AGUSTÍN MARTÍNEZ
5 de junio de 2015 / 09:04 a.m.

Monterrey.- Los habitantes de la calle San José, en la colonia San Miguel, ubicada en el municipio de Escobedo, se mostraron sorprendidos ante la detención de su vecino que ocultaba en su vivienda un arsenal.

Las personas describieron a Julio César Díaz Cortés como un hombre tranquilo, aparentemente sin problemas y quien se ganaba la vida operando un taxi.

"Pues yo creo que siempre ha vivido allí. Un tiempo se fue, pero porque traía problemillas al parecer la señora, por unos préstamos; de esos préstamos de Compartamos Banco y eso.

"Pero un tiempecito, unos dos meses, se fueron, y luego regresaron a su casa otra vez#, comentó un hombre que habita menos de 100 metros de la casa de Díaz Cortés.

Una señora indicó que, tras el operativo realizado la madrugada del miércoles, elementos policiacos han acudido en forma esporádica a la vivienda.

"Ayer vinieron, pero pues andan a vuelta y vuelta nada más. Quién sabe quién era. Venían y checaban la casa los policías. Nosotros poco conocemos al vecino de allí. No muy bien… nada más de vista", aseveró.

Como una familia tranquila calificaron los vecinos a Julio César, a su esposa y a sus dos hijos. Por lo tanto se dijeron sorprendidos por el incidente que ahora mantiene en prisión al taxista.

"No pues es una familia normal.
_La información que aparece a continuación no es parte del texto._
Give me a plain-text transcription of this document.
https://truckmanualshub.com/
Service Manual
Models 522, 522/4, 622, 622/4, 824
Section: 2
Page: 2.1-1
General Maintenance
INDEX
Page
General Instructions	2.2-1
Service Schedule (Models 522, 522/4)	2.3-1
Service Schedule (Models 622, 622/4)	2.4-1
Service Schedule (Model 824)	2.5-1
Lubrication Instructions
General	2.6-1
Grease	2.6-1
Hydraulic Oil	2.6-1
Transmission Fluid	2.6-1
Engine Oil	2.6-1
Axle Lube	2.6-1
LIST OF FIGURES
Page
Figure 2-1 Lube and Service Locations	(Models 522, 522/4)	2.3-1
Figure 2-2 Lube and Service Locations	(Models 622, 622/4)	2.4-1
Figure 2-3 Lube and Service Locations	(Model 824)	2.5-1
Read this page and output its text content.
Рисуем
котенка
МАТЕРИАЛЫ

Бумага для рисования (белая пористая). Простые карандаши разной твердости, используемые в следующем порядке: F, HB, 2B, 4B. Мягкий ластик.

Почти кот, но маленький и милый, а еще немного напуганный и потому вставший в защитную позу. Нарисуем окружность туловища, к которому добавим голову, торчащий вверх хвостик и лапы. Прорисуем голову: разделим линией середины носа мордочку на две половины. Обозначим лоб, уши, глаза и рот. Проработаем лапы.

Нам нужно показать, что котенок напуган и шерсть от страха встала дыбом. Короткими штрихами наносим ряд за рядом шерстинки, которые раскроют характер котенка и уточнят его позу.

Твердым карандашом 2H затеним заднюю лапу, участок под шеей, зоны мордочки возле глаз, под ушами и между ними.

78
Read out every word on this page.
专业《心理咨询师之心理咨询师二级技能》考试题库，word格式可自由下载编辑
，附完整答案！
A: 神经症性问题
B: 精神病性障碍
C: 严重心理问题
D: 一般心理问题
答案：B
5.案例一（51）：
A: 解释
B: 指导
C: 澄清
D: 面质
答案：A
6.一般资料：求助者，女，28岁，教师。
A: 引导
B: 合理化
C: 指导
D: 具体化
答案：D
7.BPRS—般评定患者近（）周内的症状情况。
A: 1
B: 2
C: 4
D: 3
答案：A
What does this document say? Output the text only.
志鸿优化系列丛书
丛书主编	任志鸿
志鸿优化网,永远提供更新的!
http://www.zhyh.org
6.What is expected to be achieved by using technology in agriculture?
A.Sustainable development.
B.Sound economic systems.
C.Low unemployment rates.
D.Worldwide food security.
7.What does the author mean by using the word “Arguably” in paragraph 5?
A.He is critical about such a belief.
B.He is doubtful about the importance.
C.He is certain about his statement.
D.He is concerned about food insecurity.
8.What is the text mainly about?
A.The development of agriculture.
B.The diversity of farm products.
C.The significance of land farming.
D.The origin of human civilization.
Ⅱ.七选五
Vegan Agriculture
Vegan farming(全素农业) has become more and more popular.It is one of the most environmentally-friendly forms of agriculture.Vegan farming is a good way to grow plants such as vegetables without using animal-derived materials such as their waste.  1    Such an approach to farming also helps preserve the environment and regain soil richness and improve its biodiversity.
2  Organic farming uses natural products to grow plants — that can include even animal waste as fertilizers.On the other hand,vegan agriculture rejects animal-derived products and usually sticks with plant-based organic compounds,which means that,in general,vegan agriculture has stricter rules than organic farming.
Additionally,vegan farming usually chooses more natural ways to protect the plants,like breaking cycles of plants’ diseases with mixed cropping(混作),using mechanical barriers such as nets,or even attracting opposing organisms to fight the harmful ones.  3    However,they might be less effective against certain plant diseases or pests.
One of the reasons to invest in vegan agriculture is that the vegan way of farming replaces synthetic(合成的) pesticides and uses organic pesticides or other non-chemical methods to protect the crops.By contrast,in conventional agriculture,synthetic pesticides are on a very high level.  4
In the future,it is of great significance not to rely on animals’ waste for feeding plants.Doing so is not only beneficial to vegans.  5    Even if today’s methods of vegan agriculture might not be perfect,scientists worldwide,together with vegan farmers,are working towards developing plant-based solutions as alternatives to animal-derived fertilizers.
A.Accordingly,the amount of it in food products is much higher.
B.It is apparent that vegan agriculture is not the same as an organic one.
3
Bien tranquilos que eran. Nos extraña esto (...) sí nos extraña, porque nunca habíamos tenido un problema así. Bueno, ellos. Nosotros pues no. Simplemente somos vecinos, y nada más nos conocemos así", puntualizó el ama de casa.

Tras el arresto de Díaz Cortés la casa permanece deshabitada, aunque es vigilada por una pareja de perros criollos.

El desorden y la falta de aseo en el exterior de la pequeña finca llegan a contrastar con un vehículo compacto RTM Tango, que permanece estacionado y su llanta trasera inmovilizada con una cadena.

Las personas que pasan caminando frente al domicilio de la calle San José, casi a la altura de San Genaro, se limitan a observar.

El taxista fue sorprendido por oficiales de Fuerza Civil cuando se hallaba fuera de la casa, con un fusil AR-15 en la espalda.

Al ser sometido y cuestionado por los policías el hombre confesó que dentro del inmueble tenía más armas de fuego y cartuchos de distintos calibres.

Las autoridades descubrieron que Julio César tenía en un ropero otros dos fusiles AR-15 y dos AK-47 “cuerno de chivo”, además de mil 200 cartuchos .9 milímetros, mil 074 del tipo .223 y 256 cartuchos calibre 7.62 por 39.

Dentro de la casa ocultaba 48 cargadores desabastecidos.

Del mismo modo, hizo entrega de dos placas balísticas y dos paneles para chalecos tácticos.